On Tuesday, Jaishankar and Indian Defense Minister Rajnath Singh will hold a joint summit -- the third edition of 2 + 2 Ministerial Dialogue -- with Pompeo and Esper. Later that day, both the visiting American leaders will call on Indian Prime Minister Narendra Modi, according to an itinerary released by the Indian External Affairs Ministry.
At the summit, India and the US are likely to ink the Basic Exchange and Cooperation Agreement for Geo-Spatial Cooperation (BECA). “The two (Defense) Ministers have expressed satisfaction that an agreement of BECA will be signed during the visit,” the Defense Ministry has said in a statement.
Quoting unnamed sources privy to the development, a media report said that under the pact, India will gain access to precision data and topographical images on a real-time basis from the US military satellites.
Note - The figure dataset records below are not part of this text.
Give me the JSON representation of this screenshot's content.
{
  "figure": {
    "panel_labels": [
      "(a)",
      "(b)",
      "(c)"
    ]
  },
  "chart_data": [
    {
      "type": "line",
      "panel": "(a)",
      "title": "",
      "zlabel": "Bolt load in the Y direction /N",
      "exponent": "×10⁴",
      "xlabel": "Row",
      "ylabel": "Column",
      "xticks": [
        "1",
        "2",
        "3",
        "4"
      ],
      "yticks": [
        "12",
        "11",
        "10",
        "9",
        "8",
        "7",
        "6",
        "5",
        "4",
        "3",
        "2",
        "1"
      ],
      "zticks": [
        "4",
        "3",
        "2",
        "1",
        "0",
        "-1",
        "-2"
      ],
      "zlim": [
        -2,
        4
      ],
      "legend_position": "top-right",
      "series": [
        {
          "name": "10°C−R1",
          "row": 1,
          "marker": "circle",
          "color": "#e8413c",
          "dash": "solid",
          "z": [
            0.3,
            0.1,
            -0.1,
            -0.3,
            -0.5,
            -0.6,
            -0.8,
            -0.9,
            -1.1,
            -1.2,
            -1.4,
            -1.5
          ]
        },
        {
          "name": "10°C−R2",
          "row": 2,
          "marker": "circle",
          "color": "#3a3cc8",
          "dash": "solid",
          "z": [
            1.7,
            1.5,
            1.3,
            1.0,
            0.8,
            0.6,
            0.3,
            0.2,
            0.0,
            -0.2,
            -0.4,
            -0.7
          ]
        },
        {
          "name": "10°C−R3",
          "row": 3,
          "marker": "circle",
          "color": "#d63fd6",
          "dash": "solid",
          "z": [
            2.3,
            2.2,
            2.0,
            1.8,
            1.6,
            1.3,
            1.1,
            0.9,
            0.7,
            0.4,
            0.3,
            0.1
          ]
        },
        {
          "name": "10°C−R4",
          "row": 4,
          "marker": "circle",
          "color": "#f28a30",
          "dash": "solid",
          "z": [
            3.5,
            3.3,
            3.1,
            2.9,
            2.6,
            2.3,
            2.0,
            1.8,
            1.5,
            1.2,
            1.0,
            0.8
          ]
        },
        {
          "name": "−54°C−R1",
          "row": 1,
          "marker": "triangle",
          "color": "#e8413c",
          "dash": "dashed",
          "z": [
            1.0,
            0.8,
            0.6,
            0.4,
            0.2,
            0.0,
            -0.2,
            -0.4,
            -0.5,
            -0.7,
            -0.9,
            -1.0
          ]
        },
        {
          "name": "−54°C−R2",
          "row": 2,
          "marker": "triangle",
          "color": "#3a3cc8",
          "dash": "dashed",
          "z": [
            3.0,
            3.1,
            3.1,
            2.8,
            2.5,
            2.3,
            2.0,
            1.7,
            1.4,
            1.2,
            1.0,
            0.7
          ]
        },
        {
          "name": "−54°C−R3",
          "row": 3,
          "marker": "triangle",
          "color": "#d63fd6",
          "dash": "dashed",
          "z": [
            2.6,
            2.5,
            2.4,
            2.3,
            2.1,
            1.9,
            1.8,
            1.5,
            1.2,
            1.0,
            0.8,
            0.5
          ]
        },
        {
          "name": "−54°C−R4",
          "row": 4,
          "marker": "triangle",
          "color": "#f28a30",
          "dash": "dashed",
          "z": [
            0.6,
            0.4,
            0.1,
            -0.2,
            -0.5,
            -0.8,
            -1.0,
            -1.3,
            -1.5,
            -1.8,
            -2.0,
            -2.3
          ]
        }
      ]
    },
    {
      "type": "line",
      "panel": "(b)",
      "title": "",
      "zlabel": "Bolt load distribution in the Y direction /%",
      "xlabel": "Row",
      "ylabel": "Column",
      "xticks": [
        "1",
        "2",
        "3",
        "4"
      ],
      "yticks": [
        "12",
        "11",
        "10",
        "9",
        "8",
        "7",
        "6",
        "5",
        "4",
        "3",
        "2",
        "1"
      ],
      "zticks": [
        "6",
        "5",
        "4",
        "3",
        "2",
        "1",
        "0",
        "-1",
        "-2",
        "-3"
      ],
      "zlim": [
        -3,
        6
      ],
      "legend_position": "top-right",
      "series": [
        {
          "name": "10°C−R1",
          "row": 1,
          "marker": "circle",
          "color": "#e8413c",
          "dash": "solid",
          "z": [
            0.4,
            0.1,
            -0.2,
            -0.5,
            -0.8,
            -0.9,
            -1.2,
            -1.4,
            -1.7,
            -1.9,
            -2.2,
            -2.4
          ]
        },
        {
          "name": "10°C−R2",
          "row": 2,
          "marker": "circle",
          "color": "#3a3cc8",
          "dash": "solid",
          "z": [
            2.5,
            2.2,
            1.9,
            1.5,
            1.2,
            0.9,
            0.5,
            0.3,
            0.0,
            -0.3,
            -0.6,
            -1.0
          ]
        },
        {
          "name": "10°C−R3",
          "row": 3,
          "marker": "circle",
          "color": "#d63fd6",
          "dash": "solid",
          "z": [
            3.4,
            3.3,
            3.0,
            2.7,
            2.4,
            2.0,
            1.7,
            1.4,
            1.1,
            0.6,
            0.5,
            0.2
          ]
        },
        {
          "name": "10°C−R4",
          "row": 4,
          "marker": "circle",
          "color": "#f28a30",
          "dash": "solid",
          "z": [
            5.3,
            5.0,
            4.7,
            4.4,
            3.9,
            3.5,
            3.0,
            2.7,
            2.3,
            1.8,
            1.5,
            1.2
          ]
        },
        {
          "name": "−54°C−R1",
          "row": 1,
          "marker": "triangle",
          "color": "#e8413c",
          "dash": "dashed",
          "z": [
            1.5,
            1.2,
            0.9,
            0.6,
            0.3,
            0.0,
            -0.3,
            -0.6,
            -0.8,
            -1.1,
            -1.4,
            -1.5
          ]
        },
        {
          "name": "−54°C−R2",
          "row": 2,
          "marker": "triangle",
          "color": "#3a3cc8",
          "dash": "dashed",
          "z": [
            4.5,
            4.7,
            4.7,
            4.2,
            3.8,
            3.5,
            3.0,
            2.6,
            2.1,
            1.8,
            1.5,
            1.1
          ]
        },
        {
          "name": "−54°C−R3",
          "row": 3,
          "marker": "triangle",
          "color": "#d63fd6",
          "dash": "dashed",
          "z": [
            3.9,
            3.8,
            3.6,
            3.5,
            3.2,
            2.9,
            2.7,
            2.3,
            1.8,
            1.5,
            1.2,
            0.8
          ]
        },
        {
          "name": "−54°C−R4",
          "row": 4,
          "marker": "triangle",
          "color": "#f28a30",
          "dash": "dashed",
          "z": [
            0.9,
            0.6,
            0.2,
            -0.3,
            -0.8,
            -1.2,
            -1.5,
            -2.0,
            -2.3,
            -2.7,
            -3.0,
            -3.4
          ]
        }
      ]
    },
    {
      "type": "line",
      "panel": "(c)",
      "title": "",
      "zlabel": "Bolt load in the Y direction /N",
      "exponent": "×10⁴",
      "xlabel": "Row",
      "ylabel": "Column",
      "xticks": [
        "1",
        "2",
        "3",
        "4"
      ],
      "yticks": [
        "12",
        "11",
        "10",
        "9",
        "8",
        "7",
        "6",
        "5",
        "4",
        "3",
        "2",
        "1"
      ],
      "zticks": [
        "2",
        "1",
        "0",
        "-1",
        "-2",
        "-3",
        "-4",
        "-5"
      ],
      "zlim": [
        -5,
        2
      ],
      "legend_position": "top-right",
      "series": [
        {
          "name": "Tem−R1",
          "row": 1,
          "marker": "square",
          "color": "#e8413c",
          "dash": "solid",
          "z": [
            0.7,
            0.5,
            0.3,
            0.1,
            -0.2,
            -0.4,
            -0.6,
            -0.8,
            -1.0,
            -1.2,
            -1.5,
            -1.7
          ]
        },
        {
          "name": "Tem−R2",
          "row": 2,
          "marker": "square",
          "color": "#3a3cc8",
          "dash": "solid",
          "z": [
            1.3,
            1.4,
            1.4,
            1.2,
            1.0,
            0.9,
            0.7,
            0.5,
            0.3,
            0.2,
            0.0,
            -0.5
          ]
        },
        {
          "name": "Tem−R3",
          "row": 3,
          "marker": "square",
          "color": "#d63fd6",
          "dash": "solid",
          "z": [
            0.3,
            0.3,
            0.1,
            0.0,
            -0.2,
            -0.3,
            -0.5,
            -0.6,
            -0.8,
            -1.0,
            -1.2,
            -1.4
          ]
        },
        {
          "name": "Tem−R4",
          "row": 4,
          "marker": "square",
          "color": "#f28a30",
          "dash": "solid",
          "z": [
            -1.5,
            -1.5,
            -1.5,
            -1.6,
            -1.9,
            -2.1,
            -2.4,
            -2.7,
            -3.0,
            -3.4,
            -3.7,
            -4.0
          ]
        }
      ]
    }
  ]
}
A maritime information agreement is also under discussion between the two countries, another report said.
The visit of the two top President Donald Trump's emissaries comes a week before the American presidential election slated for November 3.
Before boarding the flight to India, Pompeo had tweeted: "Wheels up for my trip to India, Sri Lanka, Maldives, and Indonesia. Grateful for the opportunity to connect with our partners to promote a shared vision for a free and open Indo-Pacific composed of independent, strong, and prosperous nations."
Last week, the US said it was keeping a close watch on the India-China standoff in Ladakh, and expressed its desire in de-escalating the situation along the Line of Actual Control -- an ill-defined, 3,440km-long disputed border.
Both the countries are competing to build infrastructure along the border, which is also known as the Line of Actual Control. The main trigger for the June border clash between India and China was the former's construction of a new road to a high-altitude air base. The clash had left at least 20 Indian soldiers dead.